Contexto global e limitações
Graças a essa divisão, a África do Sul assumiu sua posição na disputa global não resolvida: os EUA designaram toda a banda de 6 GHz para Wi-Fi, a China a reservou totalmente para comunicações celulares, e o Grupo de Políticas de Espectro de Radiofrequência da Europa recomendou no ano passado ceder a maior parte da banda superior às operadoras de telefonia móvel, deixando uma porção menor para o Wi-Fi até a espera da WRC-27. A abordagem da África do Sul — banda inferior para Wi-Fi, superior para comunicações móveis — é a mais próxima do compromisso europeu.

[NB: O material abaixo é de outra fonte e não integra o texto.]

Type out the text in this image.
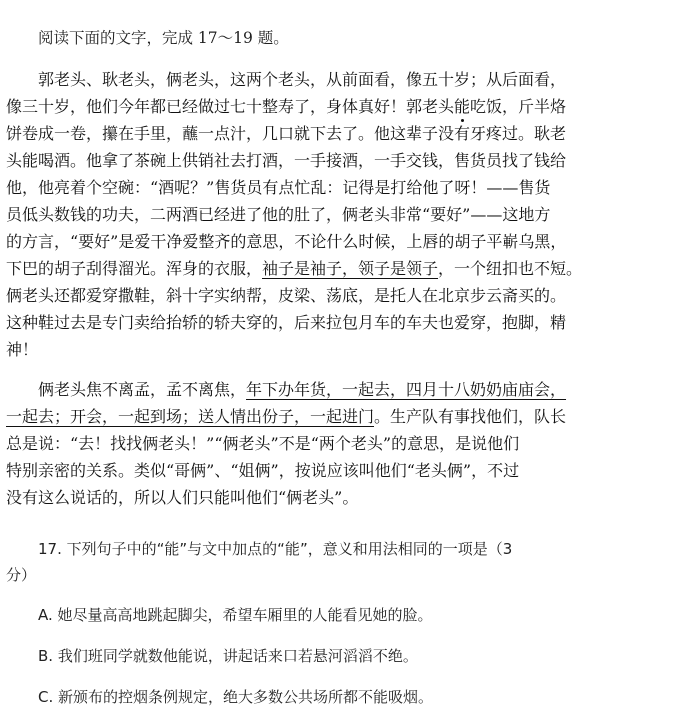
阅读下面的文字，完成 17～19 题。
郭老头、耿老头，俩老头，这两个老头，从前面看，像五十岁；从后面看，
像三十岁，他们今年都已经做过七十整寿了，身体真好！郭老头能吃饭，斤半烙
饼卷成一卷，攥在手里，蘸一点汁，几口就下去了。他这辈子没有牙疼过。耿老
头能喝酒。他拿了茶碗上供销社去打酒，一手接酒，一手交钱，售货员找了钱给
他，他亮着个空碗：“酒呢？”售货员有点忙乱：记得是打给他了呀！——售货
员低头数钱的功夫，二两酒已经进了他的肚了，俩老头非常“要好”——这地方
的方言，“要好”是爱干净爱整齐的意思，不论什么时候，上唇的胡子平嶄乌黑，
下巴的胡子刮得溜光。浑身的衣服，袖子是袖子，领子是领子，一个纽扣也不短。
俩老头还都爱穿撒鞋，斜十字实纳帮，皮梁、荡底，是托人在北京步云斋买的。
这种鞋过去是专门卖给抬轿的轿夫穿的，后来拉包月车的车夫也爱穿，抱脚，精
神！
俩老头焦不离孟，孟不离焦，年下办年货，一起去，四月十八奶奶庙庙会，
一起去；开会，一起到场；送人情出份子，一起进门。生产队有事找他们，队长
总是说：“去！找找俩老头！”“俩老头”不是“两个老头”的意思，是说他们
特别亲密的关系。类似“哥俩”、“姐俩”，按说应该叫他们“老头俩”，不过
没有这么说话的，所以人们只能叫他们“俩老头”。
17. 下列句子中的“能”与文中加点的“能”，意义和用法相同的一项是（3
分）
A. 她尽量高高地跳起脚尖，希望车厢里的人能看见她的脸。
B. 我们班同学就数他能说，讲起话来口若悬河滔滔不绝。
C. 新颁布的控烟条例规定，绝大多数公共场所都不能吸烟。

No entanto, a banda superior de 6 GHz não está livre. Ela é ativamente usada para linhas de comunicação micro-ondas licenciadas, incluindo linhas troncal de operadoras, e também parcialmente para canais de uplink de satélite. Os usuários existentes devem ou se adaptar ao futuro uso móvel ou migrar, o que será objeto de estudo no âmbito do estudo de viabilidade prometido.
Preservação do espectro para radiodifusores
Apesar da vitória das operadoras de telefonia móvel na luta pela banda superior de 6 GHz, elas não progrediram na outra extremidade do espectro. O plano mantém a banda de 470–694 MHz, que inclui frequências de 600 MHz visadas por alguns países para comunicações móveis, e continua a designá-la para transmissão de televisão terrestre digital. Além disso, esta banda prevê uso secundário, incluindo espaços brancos de televisão e microfones sem fio. Como esta banda não está na lista IMT do plano, os radiodifusores sul-africanos mantêm seu espectro doméstico abaixo de 700 MHz pelo menos durante todo o período de quatro anos de validade deste plano.